The National Severe Storms Laboratory in Oklahoma has been using phased array radar, provided by the Navy, for weather research since 2003, with the hope that research will lead to increased warning times and enhanced prediction of tornadoes and thunderstorms.
The Congressional Budget Office estimates the legislation would cost $356 million over four years. CBO said NOAA would use those funds to purchase equipment, conduct research, establish advisory committees, and fund fellowship programs related to improving the agency’s forecasting capabilities and warning systems. In 2013, the agency spent about $80 million to fund activities similar to activities authorized under H.R. 2413.
The bill would direct the NOAA’s research and satellite offices and National Weather Service offices to develop a prioritized weather research plan with the aim of restoring U.S. world leadership in weather modeling, prediction, and forecasting. In order to address concerns that Europe and other regions have overtaken the U.S. with respect to computer modeling and operational forecasts, the bill would direct NOAA to develop prioritization plans to regain and maintain high impact weather forecasting capabilities.

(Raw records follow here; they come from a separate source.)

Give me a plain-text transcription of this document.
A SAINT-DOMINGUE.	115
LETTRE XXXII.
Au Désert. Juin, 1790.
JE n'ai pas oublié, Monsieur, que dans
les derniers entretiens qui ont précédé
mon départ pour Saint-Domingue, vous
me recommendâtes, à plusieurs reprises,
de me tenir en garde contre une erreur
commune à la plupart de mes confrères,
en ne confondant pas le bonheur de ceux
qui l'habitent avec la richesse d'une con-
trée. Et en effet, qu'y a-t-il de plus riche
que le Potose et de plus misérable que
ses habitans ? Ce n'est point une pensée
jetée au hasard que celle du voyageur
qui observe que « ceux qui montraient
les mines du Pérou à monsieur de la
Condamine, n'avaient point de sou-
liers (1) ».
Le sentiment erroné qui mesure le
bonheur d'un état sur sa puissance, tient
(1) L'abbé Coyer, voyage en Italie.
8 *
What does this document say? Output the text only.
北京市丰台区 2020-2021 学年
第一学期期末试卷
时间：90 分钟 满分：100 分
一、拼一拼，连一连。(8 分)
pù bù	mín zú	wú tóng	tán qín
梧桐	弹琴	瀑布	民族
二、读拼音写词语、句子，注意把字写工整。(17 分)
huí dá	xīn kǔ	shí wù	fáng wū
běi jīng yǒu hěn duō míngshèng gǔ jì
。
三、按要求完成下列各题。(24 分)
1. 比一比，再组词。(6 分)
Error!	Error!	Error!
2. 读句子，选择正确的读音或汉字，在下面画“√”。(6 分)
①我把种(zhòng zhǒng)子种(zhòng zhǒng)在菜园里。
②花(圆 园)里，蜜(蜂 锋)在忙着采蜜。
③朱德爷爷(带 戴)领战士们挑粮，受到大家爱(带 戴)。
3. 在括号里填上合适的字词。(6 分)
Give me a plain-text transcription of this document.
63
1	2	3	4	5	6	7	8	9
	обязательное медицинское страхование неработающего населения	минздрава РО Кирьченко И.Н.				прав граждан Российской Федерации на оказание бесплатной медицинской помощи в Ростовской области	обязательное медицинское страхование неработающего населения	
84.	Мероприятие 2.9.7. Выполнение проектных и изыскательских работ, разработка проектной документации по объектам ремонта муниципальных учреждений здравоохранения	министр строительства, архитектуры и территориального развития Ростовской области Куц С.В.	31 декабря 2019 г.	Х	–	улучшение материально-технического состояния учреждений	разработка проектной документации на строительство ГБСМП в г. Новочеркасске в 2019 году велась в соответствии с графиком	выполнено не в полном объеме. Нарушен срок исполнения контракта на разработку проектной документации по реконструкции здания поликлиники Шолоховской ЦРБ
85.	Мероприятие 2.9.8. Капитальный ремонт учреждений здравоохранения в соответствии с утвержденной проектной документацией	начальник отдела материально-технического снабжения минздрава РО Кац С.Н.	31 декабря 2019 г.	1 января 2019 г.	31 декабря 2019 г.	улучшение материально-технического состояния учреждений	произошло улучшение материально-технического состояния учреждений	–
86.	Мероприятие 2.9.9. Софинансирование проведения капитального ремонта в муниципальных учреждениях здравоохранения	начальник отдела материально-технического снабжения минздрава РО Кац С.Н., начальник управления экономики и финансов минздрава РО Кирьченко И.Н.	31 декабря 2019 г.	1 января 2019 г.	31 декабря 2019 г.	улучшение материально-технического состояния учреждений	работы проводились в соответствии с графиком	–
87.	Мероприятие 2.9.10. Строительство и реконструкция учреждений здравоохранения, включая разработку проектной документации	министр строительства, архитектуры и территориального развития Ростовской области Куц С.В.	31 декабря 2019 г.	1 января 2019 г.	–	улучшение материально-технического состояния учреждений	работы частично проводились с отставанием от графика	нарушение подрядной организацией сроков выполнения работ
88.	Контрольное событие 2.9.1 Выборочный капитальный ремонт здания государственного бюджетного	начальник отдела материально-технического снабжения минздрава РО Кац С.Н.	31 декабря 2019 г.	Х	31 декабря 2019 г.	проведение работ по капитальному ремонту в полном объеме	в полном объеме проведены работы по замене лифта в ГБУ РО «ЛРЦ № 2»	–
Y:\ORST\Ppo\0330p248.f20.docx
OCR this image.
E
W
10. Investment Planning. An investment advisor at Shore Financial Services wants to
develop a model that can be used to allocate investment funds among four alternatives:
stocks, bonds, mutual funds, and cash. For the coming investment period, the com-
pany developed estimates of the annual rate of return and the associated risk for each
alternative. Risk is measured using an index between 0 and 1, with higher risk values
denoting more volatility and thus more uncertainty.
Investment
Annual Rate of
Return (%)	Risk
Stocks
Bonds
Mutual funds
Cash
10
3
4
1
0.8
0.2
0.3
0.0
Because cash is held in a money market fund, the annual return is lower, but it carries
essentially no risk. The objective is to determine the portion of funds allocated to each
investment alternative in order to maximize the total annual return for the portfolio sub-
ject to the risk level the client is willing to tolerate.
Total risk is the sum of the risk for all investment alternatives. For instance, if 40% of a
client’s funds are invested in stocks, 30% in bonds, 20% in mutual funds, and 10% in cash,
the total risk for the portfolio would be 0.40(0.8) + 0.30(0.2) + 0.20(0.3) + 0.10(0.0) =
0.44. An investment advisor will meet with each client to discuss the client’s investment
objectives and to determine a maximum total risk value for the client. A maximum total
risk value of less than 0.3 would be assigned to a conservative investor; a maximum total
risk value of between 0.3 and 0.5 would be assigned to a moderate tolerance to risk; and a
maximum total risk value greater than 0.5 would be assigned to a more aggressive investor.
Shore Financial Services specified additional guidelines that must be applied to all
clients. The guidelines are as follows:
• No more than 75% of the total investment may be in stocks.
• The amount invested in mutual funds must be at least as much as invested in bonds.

The bill would create a tornado and hurricane warning extension program to develop and extend accurate forecasts to reduce loss of life, injury, and economic damage. It would clarify that NOAA is not prohibited from obtaining weather data through contracts with commercial providers, and would direct NOAA to prepare a report assessing the range of commercial opportunities for obtaining cost-effective space-based weather observations.
Bridenstine said NOAA’s $2 billion satellite account has suffered from a variety of problems and delays, resulting in a potential gap in weather satellite coverage and the need to systematically evaluate the combination of observing systems, both public and private, necessary to meet weather data requirements.
A Bridenstine aide said their office and committee staff have held preliminary discussions with potential sponsors in the Senate.
Brad Rippey, USDA meteorologist, said farmers and producers clearly would benefit from improvements in forecasting short and mid-term weather events. “However, there is only so much you can do for a crop once it’s in the ground … You can’t put your corn crop in a storm cellar.”